Indicators on a particular crypto trading chart are calculated by making use of statistics and mathematics, and they can assist you in assessing previous price plans and movement for future moves in price.
What you should know is that they indicate where the price might be moving to. Indicate is not a precise science but rather a keyword.
Various mathematical indicators describe various things. The direction of price, volatility, strength or resistance, and support levels are all important things you can see with indicators.
As is the scenario with anything else in crypto trading or any other kind of trading for that matter, one indicator is not sufficient to fuel your plan of trading. By leveraging indicators in conjunction with one other, and with other tools of trading such as chart patterns, is the ideal manner to verify your thoughts.
You can fit the majority of the indicators into two main categories: lagging and leading. Leading indicators tend to describe the price trend momentum. On the other hand, lagging indicators follow crypto trends that are confirmed.
Something interesting and rather important to keep in mind about indicators at all times is that they can follow resistance and support, similar to how price does. It is something vital that you need to look out for!
Moving average takes recent action in price and then and smoothens it out. This helps traders with identifying trends, including the resistance level and support level identification.
A moving average is dependent on historical data of trading, and thus has a delayed response to the current movement in price. Moving averages are categorized as lagging indicators but here it is very important to bear in mind that this certainly does not mean that they are not useful.
There happen to be 2 moving averages commonly: exponential moving average and simple moving average. The latter is quite simple and it takes the closing prices from the particular period and calculates their average.
The exponential moving average is tailored to be not as much of lagging as a Simple moving average, so it is more impacted by the current movement in price.
This means it creates more signals, but crypto traders must bear in mind that this also boosts the frequency of false signals of trading or those that are too early.
What you should know about moving averages is that they come in various forms, which differ by length or period.

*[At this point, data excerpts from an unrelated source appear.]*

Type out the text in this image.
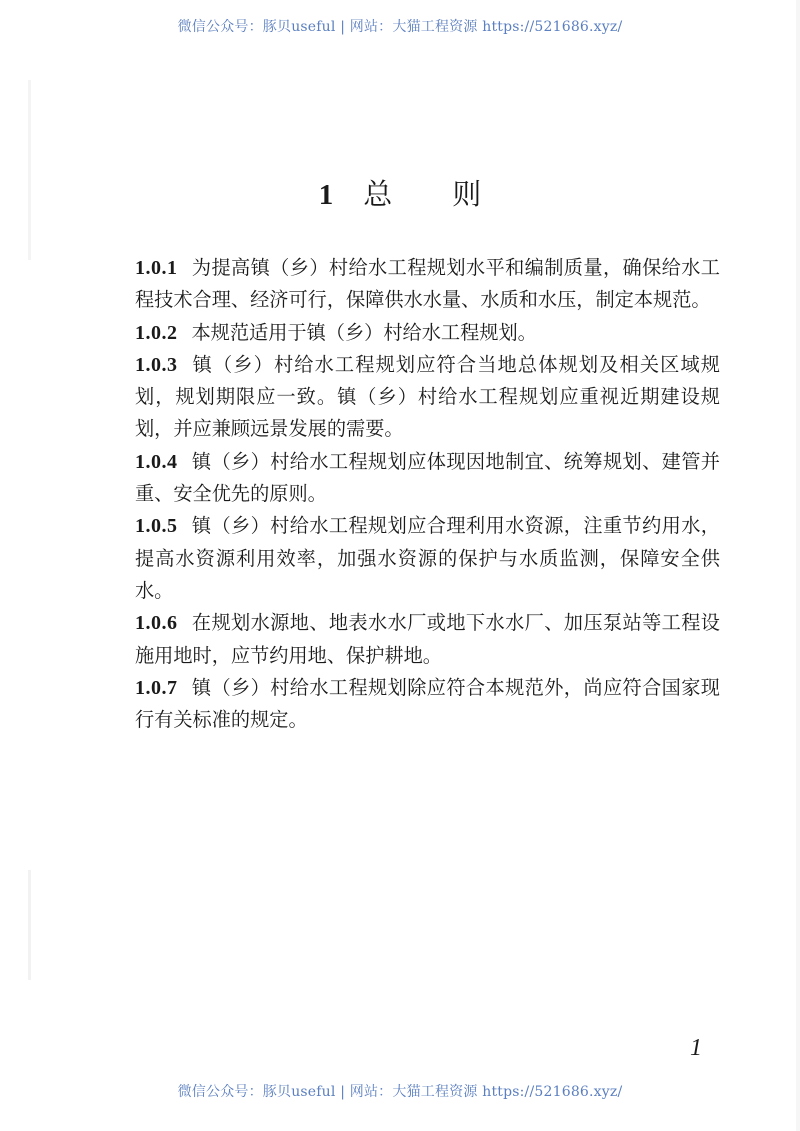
微信公众号：豚贝useful | 网站：大猫工程资源 https://521686.xyz/
1 总 则

1.0.1 为提高镇（乡）村给水工程规划水平和编制质量，确保给水工程技术合理、经济可行，保障供水水量、水质和水压，制定本规范。

1.0.2 本规范适用于镇（乡）村给水工程规划。

1.0.3 镇（乡）村给水工程规划应符合当地总体规划及相关区域规划，规划期限应一致。镇（乡）村给水工程规划应重视近期建设规划，并应兼顾远景发展的需要。

1.0.4 镇（乡）村给水工程规划应体现因地制宜、统筹规划、建管并重、安全优先的原则。

1.0.5 镇（乡）村给水工程规划应合理利用水资源，注重节约用水，提高水资源利用效率，加强水资源的保护与水质监测，保障安全供水。

1.0.6 在规划水源地、地表水水厂或地下水水厂、加压泵站等工程设施用地时，应节约用地、保护耕地。

1.0.7 镇（乡）村给水工程规划除应符合本规范外，尚应符合国家现行有关标准的规定。

1
微信公众号：豚贝useful | 网站：大猫工程资源 https://521686.xyz/
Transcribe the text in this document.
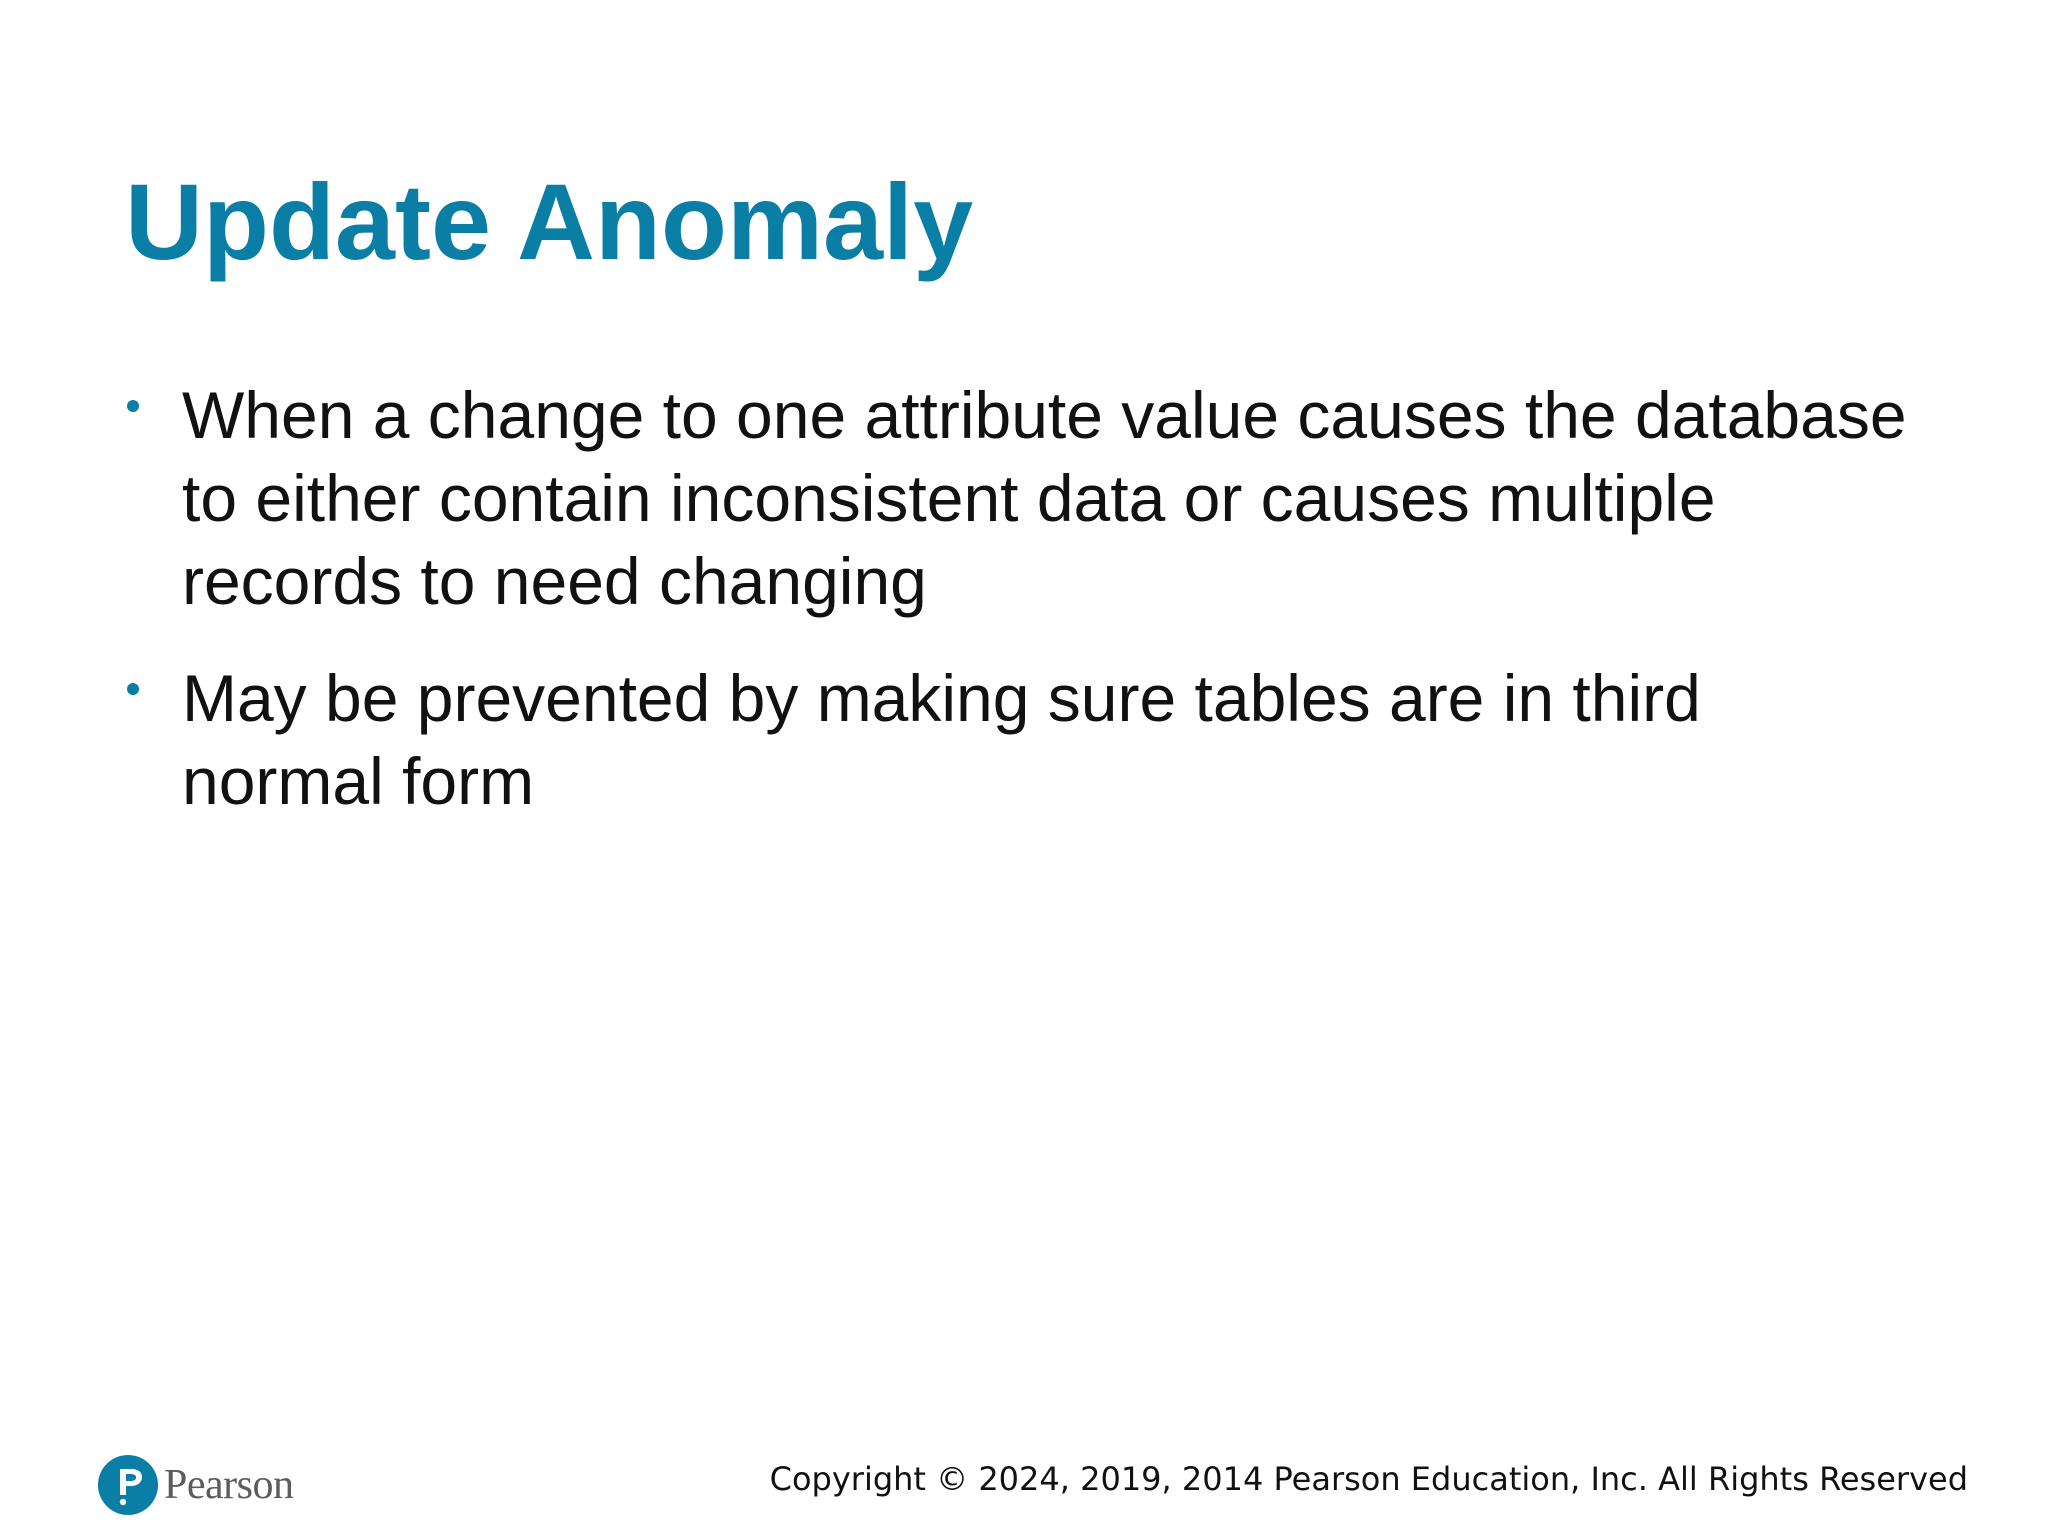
Update Anomaly
When a change to one attribute value causes the database to either contain inconsistent data or causes multiple records to need changing
May be prevented by making sure tables are in third normal form
Pearson	Copyright © 2024, 2019, 2014 Pearson Education, Inc. All Rights Reserved
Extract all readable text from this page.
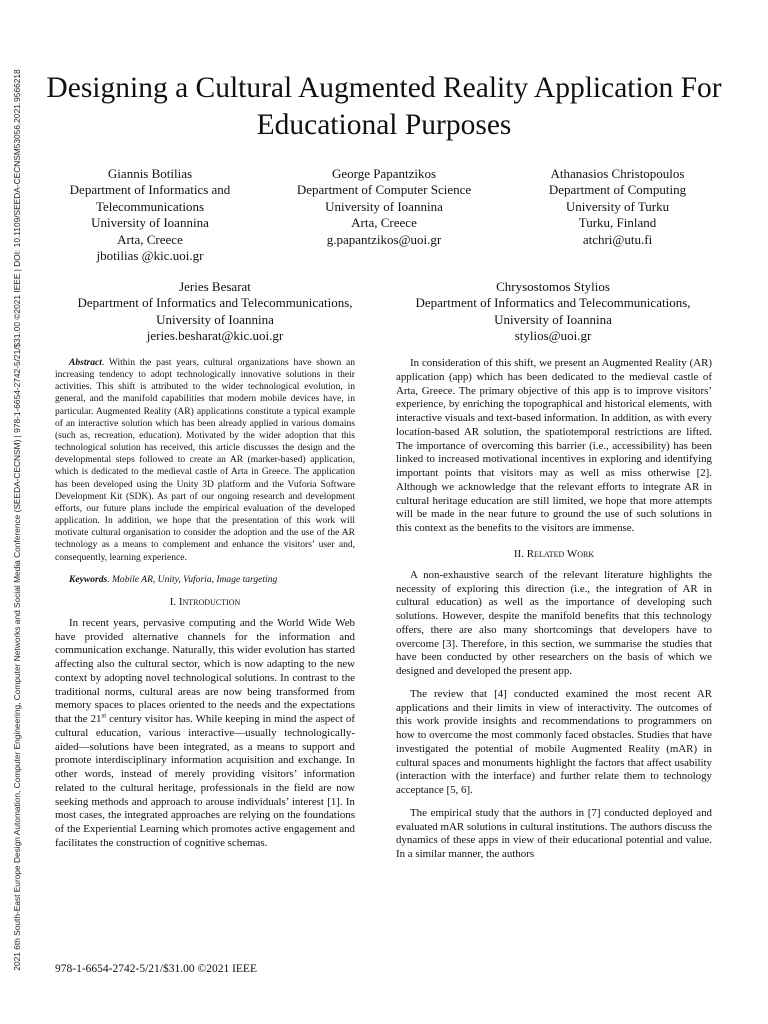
2021 6th South-East Europe Design Automation, Computer Engineering, Computer Networks and Social Media Conference (SEEDA-CECNSM) | 978-1-6654-2742-5/21/$31.00 ©2021 IEEE | DOI: 10.1109/SEEDA-CECNSM53056.2021.9566218 Designing a Cultural Augmented Reality Application For Educational Purposes
Giannis Botilias
Department of Informatics and
Telecommunications
University of Ioannina
Arta, Creece
jbotilias @kic.uoi.gr
George Papantzikos
Department of Computer Science
University of Ioannina
Arta, Creece
g.papantzikos@uoi.gr
Athanasios Christopoulos
Department of Computing
University of Turku
Turku, Finland
atchri@utu.fi
Jeries Besarat
Department of Informatics and Telecommunications,
University of Ioannina
jeries.besharat@kic.uoi.gr
Chrysostomos Stylios
Department of Informatics and Telecommunications,
University of Ioannina
stylios@uoi.gr

Abstract. Within the past years, cultural organizations have shown an increasing tendency to adopt technologically innovative solutions in their activities. This shift is attributed to the wider technological evolution, in general, and the manifold capabilities that modern mobile devices have, in particular. Augmented Reality (AR) applications constitute a typical example of an interactive solution which has been already applied in various domains (such as, recreation, education). Motivated by the wider adoption that this technological solution has received, this article discusses the design and the developmental steps followed to create an AR (marker-based) application, which is dedicated to the medieval castle of Arta in Greece. The application has been developed using the Unity 3D platform and the Vuforia Software Development Kit (SDK). As part of our ongoing research and development efforts, our future plans include the empirical evaluation of the developed application. In addition, we hope that the presentation of this work will motivate cultural organisation to consider the adoption and the use of the AR technology as a means to complement and enhance the visitors’ user and, consequently, learning experience.

Keywords. Mobile AR, Unity, Vuforia, Image targeting

I. Introduction

In recent years, pervasive computing and the World Wide Web have provided alternative channels for the information and communication exchange. Naturally, this wider evolution has started affecting also the cultural sector, which is now adapting to the new context by adopting novel technological solutions. In contrast to the traditional norms, cultural areas are now being transformed from memory spaces to places oriented to the needs and the expectations that the 21st century visitor has. While keeping in mind the aspect of cultural education, various interactive—usually technologically-aided—solutions have been integrated, as a means to support and promote interdisciplinary information acquisition and exchange. In other words, instead of merely providing visitors’ information related to the cultural heritage, professionals in the field are now seeking methods and approach to arouse individuals’ interest [1]. In most cases, the integrated approaches are relying on the foundations of the Experiential Learning which promotes active engagement and facilitates the construction of cognitive schemas.

In consideration of this shift, we present an Augmented Reality (AR) application (app) which has been dedicated to the medieval castle of Arta, Greece. The primary objective of this app is to improve visitors’ experience, by enriching the topographical and historical elements, with interactive visuals and text-based information. In addition, as with every location-based AR solution, the spatiotemporal restrictions are lifted. The importance of overcoming this barrier (i.e., accessibility) has been linked to increased motivational incentives in exploring and identifying important points that visitors may as well as miss otherwise [2]. Although we acknowledge that the relevant efforts to integrate AR in cultural heritage education are still limited, we hope that more attempts will be made in the near future to ground the use of such solutions in this context as the benefits to the visitors are immense.

II. Related Work

A non-exhaustive search of the relevant literature highlights the necessity of exploring this direction (i.e., the integration of AR in cultural education) as well as the importance of developing such solutions. However, despite the manifold benefits that this technology offers, there are also many shortcomings that developers have to overcome [3]. Therefore, in this section, we summarise the studies that have been conducted by other researchers on the basis of which we designed and developed the present app.

The review that [4] conducted examined the most recent AR applications and their limits in view of interactivity. The outcomes of this work provide insights and recommendations to programmers on how to overcome the most commonly faced obstacles. Studies that have investigated the potential of mobile Augmented Reality (mAR) in cultural spaces and monuments highlight the factors that affect usability (interaction with the interface) and further relate them to technology acceptance [5, 6].

The empirical study that the authors in [7] conducted deployed and evaluated mAR solutions in cultural institutions. The authors discuss the dynamics of these apps in view of their educational potential and value. In a similar manner, the authors

978-1-6654-2742-5/21/$31.00 ©2021 IEEE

200, 100 and 50 are all famous moving average periods, where “period” is a reference to the time frame you are viewing on the trading chart. If you are making use of the 1-day chart, 200SMA is a reference to averages of the last 200 days of the movement in price.
Divergence is something important to keep an eye out for between price and some of the indicators. There are four patterns of divergence you will see, known as bearish, bullish, hidden bearish, and hidden bullish.
Divergence can offer some great bearish or bullish indicators that you can make use of to pick your crypto trades.
Here is how to observe each of these important divergence patterns. Make note of all of these patterns as they can help you a lot.
- Bullish divergence is observed when the crypto price shows lower lows, but the indicator shows a higher low.
- A bearish divergence is revealed when the price indicates a higher high, but the indicator reaches a lower high.
- Hidden bullish divergence is observed when a higher low in the price relates to a lower low in the mathematical indicator.
A crucial thing to know about divergence if you are a crypto trader is that the longer scale of time you are on, the stronger the trading signal is. So, bullish divergence on the weekly trading chart is more powerful than on the 15-minute chart. This is absolutely vital to keep in mind when you assess crypto trades.